Canal Street is a major street in New York City, crossing lower Manhattan to join New Jersey in the west (via the Holland Tunnel) to Brooklyn in the east (via the Manhattan Bridge). It forms the main spine of Chinatown, and separates it from where it meets Little Italy. It also forms the northern boundary of the Tribeca neighborhood and the southern boundary of SoHo.

Canal Street gained its name from a literal canal that was dug in the early 1800s to drain the contaminated and disease-ridden Collect Pond into the Hudson River. The pond was filled in in 1811, and Canal Street was completed in 1820 along the angled path the canal had followed. The elimination of Collect Pond actually made the surrounding land even marshier, as the area had many natural springs that now had nowhere to drain. The historic townhouses and newer tenements that had been built along Canal Street fell into disrepair, and the eastern stretch of Canal Street came within the ambit of the notorious Five Points slum that emerged as property values and living conditions plummeted.

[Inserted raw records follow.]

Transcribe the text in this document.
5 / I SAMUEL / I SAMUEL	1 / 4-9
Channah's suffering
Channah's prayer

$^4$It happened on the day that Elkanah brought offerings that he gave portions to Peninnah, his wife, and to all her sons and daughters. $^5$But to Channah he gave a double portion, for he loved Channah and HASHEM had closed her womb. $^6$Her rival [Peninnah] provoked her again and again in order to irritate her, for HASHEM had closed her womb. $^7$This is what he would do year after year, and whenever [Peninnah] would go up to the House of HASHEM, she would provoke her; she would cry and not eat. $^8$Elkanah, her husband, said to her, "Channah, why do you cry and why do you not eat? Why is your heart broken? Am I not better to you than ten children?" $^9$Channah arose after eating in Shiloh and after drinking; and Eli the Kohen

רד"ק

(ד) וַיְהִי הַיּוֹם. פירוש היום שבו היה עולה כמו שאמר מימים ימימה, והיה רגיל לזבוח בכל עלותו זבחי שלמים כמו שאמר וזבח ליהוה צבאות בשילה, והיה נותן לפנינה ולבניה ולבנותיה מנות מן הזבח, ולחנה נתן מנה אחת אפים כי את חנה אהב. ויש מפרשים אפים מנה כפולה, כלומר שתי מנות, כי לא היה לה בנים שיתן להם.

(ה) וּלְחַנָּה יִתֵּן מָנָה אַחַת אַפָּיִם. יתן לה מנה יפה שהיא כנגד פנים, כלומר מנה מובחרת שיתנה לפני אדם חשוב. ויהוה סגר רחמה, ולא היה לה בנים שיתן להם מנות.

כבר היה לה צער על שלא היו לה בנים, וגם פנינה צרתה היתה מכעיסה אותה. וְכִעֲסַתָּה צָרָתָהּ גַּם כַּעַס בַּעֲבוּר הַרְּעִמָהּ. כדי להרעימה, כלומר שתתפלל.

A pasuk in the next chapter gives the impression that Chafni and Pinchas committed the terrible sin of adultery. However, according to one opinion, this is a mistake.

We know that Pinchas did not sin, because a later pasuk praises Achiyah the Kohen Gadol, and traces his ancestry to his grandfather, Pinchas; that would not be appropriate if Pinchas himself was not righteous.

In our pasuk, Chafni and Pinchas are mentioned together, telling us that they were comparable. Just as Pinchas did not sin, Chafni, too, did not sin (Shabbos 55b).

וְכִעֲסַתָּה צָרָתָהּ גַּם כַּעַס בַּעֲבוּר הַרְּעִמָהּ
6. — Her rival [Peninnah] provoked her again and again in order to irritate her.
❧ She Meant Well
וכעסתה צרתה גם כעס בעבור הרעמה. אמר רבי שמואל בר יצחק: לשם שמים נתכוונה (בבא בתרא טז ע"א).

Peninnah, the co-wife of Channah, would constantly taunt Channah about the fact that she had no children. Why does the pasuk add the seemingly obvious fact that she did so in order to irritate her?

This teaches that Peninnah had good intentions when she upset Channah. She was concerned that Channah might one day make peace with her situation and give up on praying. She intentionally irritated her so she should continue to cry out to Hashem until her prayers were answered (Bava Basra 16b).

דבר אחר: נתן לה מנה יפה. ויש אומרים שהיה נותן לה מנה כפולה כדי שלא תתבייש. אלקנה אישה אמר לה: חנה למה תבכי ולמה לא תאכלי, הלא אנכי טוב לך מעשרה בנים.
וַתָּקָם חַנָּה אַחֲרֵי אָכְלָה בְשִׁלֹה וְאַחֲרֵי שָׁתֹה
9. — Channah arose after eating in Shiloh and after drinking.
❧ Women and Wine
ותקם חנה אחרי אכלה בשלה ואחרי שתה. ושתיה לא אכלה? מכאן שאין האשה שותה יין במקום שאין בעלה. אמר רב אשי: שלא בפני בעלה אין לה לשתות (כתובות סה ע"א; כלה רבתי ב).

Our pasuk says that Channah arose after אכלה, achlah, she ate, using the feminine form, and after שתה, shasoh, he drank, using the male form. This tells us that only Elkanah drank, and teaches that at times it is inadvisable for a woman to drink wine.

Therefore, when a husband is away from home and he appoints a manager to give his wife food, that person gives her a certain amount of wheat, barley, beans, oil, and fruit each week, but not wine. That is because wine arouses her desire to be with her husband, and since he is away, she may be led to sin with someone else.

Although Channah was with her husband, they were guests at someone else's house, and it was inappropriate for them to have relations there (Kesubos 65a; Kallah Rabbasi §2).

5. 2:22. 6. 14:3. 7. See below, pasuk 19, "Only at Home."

Today, Canal Street is a ramshackle but bustling commercial district, crowded with low-rent open storefronts and street vendors. Tourists as well as locals pack the Canal Street sidewalks every day to frequent the open-air food stalls and bare-bones stores selling items such as perfume, purses, hardware, and industrial plastics at very low prices. Most of these goods are grey market imports and many notoriously counterfeit, with fake trademarked brand names on electronics, clothing and personal accessories (including the fake Rolex watches that have become a Manhattan cliché). Pirated CDs and DVDs are also very common, offered for sale on the Canal Street sidewalks in makeshift stands and suitcases or simply laid out on bedsheets, often before they are even officially released in stores or the theater. Widespread sale of these counterfeit goods persists along Canal Street despite frequent police raids.

A similar market operates in Camden Town, London.